Solo Farming In The Tower Bölüm 536 - Puhuhut. Başkan Park'ı tamamen sattım, miyav!

Omid

Squish. Squish.

"Puhuhut. Elizabeth-nim, dikkatle dinle, miyav! Size büyük melezimiz Başkan Park'tan bahsedeceğim, miyav! Başkan Park'ımızın adı Park Sejun..."

Dinleyin. İşte Başkan Park'ın efsanevi hikayesi geliyor, miyav!

Theo Elizabeth'i tedavi ederken Sejun hakkında konuşmaya başladı. Elbette, Sejun'un dizlerinin sadık bir fanatiği olarak, sözleri Sejun için övgüden başka bir şeyle dolu değildi.

Ancak bu kez her zamankinden biraz farklıydı, çirkin görünüşü ya da zayıf yönleriyle ilgili gerçekleri atladı ve yalnızca iltifatlara odaklandı.

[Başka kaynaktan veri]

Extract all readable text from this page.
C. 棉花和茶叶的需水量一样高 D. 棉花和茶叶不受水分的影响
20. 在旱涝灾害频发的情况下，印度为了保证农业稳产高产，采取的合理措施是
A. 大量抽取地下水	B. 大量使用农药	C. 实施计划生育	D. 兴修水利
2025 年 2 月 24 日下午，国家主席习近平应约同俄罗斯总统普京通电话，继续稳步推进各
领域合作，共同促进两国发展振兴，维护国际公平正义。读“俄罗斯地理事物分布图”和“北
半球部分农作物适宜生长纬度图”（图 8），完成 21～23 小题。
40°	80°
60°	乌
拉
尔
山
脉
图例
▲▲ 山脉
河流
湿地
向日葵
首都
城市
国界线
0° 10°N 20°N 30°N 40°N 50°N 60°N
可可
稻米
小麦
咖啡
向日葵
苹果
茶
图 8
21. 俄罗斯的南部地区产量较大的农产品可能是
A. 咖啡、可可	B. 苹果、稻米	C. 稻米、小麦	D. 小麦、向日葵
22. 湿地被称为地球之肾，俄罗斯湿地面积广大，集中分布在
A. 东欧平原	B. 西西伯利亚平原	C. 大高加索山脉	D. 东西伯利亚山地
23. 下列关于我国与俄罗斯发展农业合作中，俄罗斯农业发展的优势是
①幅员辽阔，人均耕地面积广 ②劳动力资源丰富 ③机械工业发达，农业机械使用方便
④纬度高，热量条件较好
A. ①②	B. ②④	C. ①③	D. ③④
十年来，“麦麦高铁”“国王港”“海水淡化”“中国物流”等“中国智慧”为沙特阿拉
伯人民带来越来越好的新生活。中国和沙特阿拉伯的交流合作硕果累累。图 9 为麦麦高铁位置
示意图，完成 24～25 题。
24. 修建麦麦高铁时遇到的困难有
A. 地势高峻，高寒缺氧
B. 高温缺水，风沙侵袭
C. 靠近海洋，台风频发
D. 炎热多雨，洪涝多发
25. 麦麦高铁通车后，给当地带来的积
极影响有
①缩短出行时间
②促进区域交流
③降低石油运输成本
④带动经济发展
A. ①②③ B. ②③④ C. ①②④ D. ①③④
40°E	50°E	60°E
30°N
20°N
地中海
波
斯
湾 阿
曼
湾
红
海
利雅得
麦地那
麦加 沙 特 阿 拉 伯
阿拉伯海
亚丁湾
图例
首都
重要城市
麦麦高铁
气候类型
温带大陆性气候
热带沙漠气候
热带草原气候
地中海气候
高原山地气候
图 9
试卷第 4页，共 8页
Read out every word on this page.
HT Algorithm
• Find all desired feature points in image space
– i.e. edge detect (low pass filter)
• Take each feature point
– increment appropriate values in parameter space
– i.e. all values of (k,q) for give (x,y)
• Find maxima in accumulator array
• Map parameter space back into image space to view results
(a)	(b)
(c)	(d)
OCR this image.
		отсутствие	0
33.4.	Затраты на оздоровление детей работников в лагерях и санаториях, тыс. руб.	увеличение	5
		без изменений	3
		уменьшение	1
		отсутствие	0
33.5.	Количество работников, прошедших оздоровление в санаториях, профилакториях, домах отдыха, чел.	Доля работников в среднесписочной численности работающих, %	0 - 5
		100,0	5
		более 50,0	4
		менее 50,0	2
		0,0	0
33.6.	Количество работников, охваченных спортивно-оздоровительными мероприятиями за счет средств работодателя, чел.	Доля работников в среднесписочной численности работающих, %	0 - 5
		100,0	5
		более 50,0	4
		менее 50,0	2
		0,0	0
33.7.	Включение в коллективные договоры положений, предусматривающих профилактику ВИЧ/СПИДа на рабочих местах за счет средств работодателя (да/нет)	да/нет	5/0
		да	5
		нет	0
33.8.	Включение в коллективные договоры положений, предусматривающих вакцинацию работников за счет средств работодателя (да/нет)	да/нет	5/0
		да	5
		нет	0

Ben, Başkan Yardımcısı Theo, Başkan Park'ın müstakbel kayınvalidesiyle olan puanını yükselteceğim, miyav!

Bu, Elizabeth'in Sejun hakkında olumlu bir izlenim edinmesini sağlamak içindi.

Theo, Sejun'un meziyetlerini Elizabeth'e heyecanla anlatırken,

"...Başkan Park... Başkan Park..."

Bu ses de ne?

Elizabeth ara sıra bilincini geri kazanıyor ve Theo'nun sözlerinden parçalar yakalıyordu.

Kendimi bu kadar rahat hissetmeyeli uzun zaman olmuştu.

Bu rahatlık hissi uzun zamandır yaşamadığı bir şeydi.

Bu yüzden, kendini iyi hissederek, masajın tadını çıkarırken Theo'nun hikayesini dikkatle dinledi.

Hikayenin çoğu Başkan Park adında bir insan hakkındaydı.

"Puhuhut. Başkan Park'tan bahsetmişken, o 27 yeni ürün çeşidine sahip inanılmaz bir Kule Çiftçisi, miyav! Bu çeşitleri kullanarak, diğer tüm Kule Çiftçilerini kendisine bağlı hale getirdi, miyav!"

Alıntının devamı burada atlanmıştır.